[2021] EWHC 2095 (Admin)
This case was a challenge by judicial review to the decision by the Secretary of State for Transport (“SST”) to set the “Road Investment Strategy 2: 2020-2025” (“RIS2”). The case was brought by TAN, a not-for-profit company, that campaigns for “more sustainable transport.” Section 3(5) of the Infrastructure Act 2015 requires the SST, when setting a road investment strategy, to: “have regard, in particular, to the effect of the strategy on (a) the environment”. To succeed, TAN needed to show that the decision was irrational; in other words, a decision which was beyond the range of rational responses to a given set of circumstances or information, or one which was based upon flawed logic. TAN said that the SST did not comply with that obligation, failing to take into account the effect of the strategy on achieving amongst other things:
(i) the objective of the Paris Agreement for State Parties to reach peaking in green-house gas (“GHG”) emissions as soon as possible and to achieve “rapid reductions” thereafter in accordance with best available science; and
(ii) the net zero target for the UK in 2050 contained in s.1 of the Climate Change Act 2008 (CCA 2008).
The Paris Agreement, adopted on 12 December 2015 and ratified by the UK on 17 November 2016, provided that countries should hold the increase in global average temperature to: “well below 2ºC above pre-industrial levels and to pursue efforts to limit the temperature increase to 1.5ºC above pre-industrial levels”. Mr Justice Holgate noted that the Paris Agreement did not impose an obligation on any state to adopt a binding domestic target to ensure that the Agreement objectives were met. The specific legal obligation imposed was to meet any target communicated by the state in question. In order to reflect the change in temperature target set by the Paris Agreement, the CCA 2008 was amended to read: “(1) It is the duty of the Secretary of State to ensure that the net UK carbon account for the year 2050 is at least 100% lower than the 1990 baseline.”
In short, Article 4.1 of the Paris Agreement seeks to achieve net zero globally during the second half of the twenty-first century and the UK committed itself to achieving that target by 2050. Mr Justice Holgate noted that:
Article 4.1 of the Paris Agreement acknowledges that some human activities will always generate GHG. Other actions can remove GHG from the atmosphere, such as the planting of trees and carbon capture and storage. The long-term goal of the Agreement is a balance between anthropogenic sources of GHG emissions and the removal of such gases by ‘sinks’. That in effect is what is meant by net zero.”

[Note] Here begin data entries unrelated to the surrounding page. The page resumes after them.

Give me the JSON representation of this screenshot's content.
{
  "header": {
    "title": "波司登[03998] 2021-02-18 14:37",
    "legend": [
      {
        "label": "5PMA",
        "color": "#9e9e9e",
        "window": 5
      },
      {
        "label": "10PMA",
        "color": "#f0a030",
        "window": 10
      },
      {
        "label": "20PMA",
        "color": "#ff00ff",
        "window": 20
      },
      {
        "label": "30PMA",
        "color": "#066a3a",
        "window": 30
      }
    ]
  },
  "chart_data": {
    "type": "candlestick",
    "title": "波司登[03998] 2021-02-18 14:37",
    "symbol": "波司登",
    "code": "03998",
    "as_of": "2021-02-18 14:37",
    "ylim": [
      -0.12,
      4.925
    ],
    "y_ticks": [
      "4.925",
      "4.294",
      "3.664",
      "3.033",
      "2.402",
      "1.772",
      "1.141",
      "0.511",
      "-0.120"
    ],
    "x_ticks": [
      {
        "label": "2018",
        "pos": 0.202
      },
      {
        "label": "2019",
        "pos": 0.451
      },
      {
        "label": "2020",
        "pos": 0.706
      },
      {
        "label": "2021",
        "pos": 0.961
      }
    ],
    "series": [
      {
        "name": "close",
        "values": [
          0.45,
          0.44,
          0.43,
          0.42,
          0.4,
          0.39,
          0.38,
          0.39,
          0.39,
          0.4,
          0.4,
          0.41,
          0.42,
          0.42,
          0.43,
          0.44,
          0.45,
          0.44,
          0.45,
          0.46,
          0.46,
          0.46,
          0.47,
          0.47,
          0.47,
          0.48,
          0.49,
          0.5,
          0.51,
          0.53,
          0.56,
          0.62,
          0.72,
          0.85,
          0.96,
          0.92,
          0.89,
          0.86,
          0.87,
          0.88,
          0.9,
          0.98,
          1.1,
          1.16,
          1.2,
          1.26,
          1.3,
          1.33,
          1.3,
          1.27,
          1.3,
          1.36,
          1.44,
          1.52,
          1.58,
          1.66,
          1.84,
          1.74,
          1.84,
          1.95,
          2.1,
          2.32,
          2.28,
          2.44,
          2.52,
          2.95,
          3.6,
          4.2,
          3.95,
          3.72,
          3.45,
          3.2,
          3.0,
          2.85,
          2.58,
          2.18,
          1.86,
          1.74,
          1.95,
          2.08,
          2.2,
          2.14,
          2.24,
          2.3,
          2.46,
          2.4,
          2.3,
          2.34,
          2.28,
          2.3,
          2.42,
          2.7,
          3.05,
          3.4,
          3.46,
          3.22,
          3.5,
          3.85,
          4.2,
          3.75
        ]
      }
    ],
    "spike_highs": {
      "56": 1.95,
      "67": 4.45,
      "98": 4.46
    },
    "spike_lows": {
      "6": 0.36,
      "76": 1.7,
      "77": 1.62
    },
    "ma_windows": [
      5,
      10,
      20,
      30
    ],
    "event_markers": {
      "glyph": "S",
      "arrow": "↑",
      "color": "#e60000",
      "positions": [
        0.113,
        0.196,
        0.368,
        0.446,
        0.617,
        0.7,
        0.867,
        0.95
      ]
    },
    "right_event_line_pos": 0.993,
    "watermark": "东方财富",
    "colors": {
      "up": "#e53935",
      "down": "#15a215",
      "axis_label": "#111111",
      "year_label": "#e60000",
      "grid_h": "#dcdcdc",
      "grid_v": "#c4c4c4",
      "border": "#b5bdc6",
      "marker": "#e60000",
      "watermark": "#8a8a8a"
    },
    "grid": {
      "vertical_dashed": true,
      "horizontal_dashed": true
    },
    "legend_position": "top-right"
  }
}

The Judge also referred to the case of R (Friends of the Earth) v Heathrow Airport [2020] UKSC 52 where the Supreme Court held that: “the Paris Agreement did not impose an obligation on any state to adopt a binding domestic target to ensure that the objectives of the Agreement were met”. This meant that the Paris Agreement was not to be considered an obviously material consideration and so the SST had had a discretion as to whether or not to take it into account. In fact, the Judge said that the net zero target had “plainly” been taken into account in the setting of the RIS 2. The legislation required that the SST set an investment strategy to have in regard to its effect on the environment, without any specific reference to climate change.

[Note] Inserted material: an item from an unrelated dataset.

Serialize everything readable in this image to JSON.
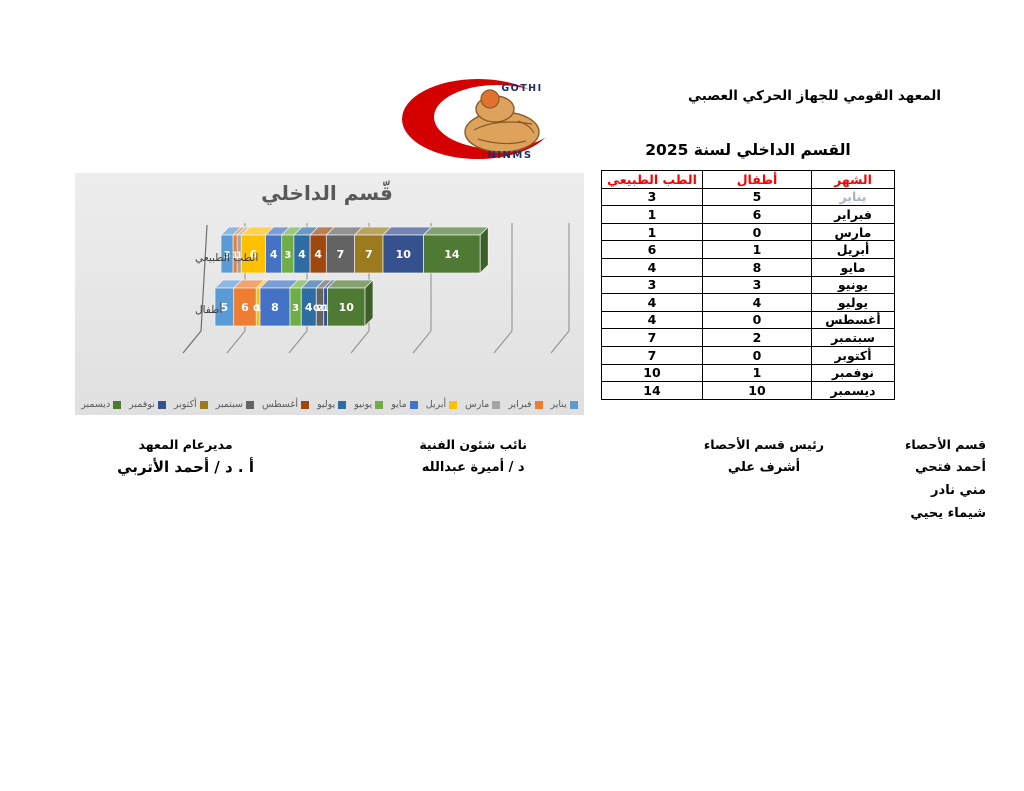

The real issue for the Judge raised by this challenge was whether the SST failed to take into account implications for the net zero target in s.1 of the CCA 2008 and carbon budgets leading towards that target. Were these obviously material considerations to which he was legally obliged to have regard. The Judge held that the SST would have known of challenges and difficulties facing the road transport sector regarding climate change, and also the: “policy commitment to reduce GHG emissions in the transport sector overall ‘further, faster’”. What mattered here was that the SST was considering the adoption of a national policy at a high strategic level for the purpose of public investment. He was advised of the impact of the programme on the net zero targets but that did not mean that the SST needed to be shown the supporting numerical and other analyses. The Judge did note that:
“Some people might think that it would have been better if the SST had been supplied with at least some of that analysis and that that would not have involved overburdening the Minister. However, this was not the test for a public law challenge.”
It is likely that there are going to be an increasing number of court cases relating to net zero and other environmental concerns, some of which will be of more direct relevance to the construction industry, and Dispatch will continue to keep an eye on these. For example, on 21 July, construction minister, Anne-Marie Trevelyan, noted that:
“It’s likely that, going forward, government tenders will place greater emphasis on climate change. We have made it very clear that whole-life value rather than upfront cost is key, and carbon impact is a critical element in assessing broader value.”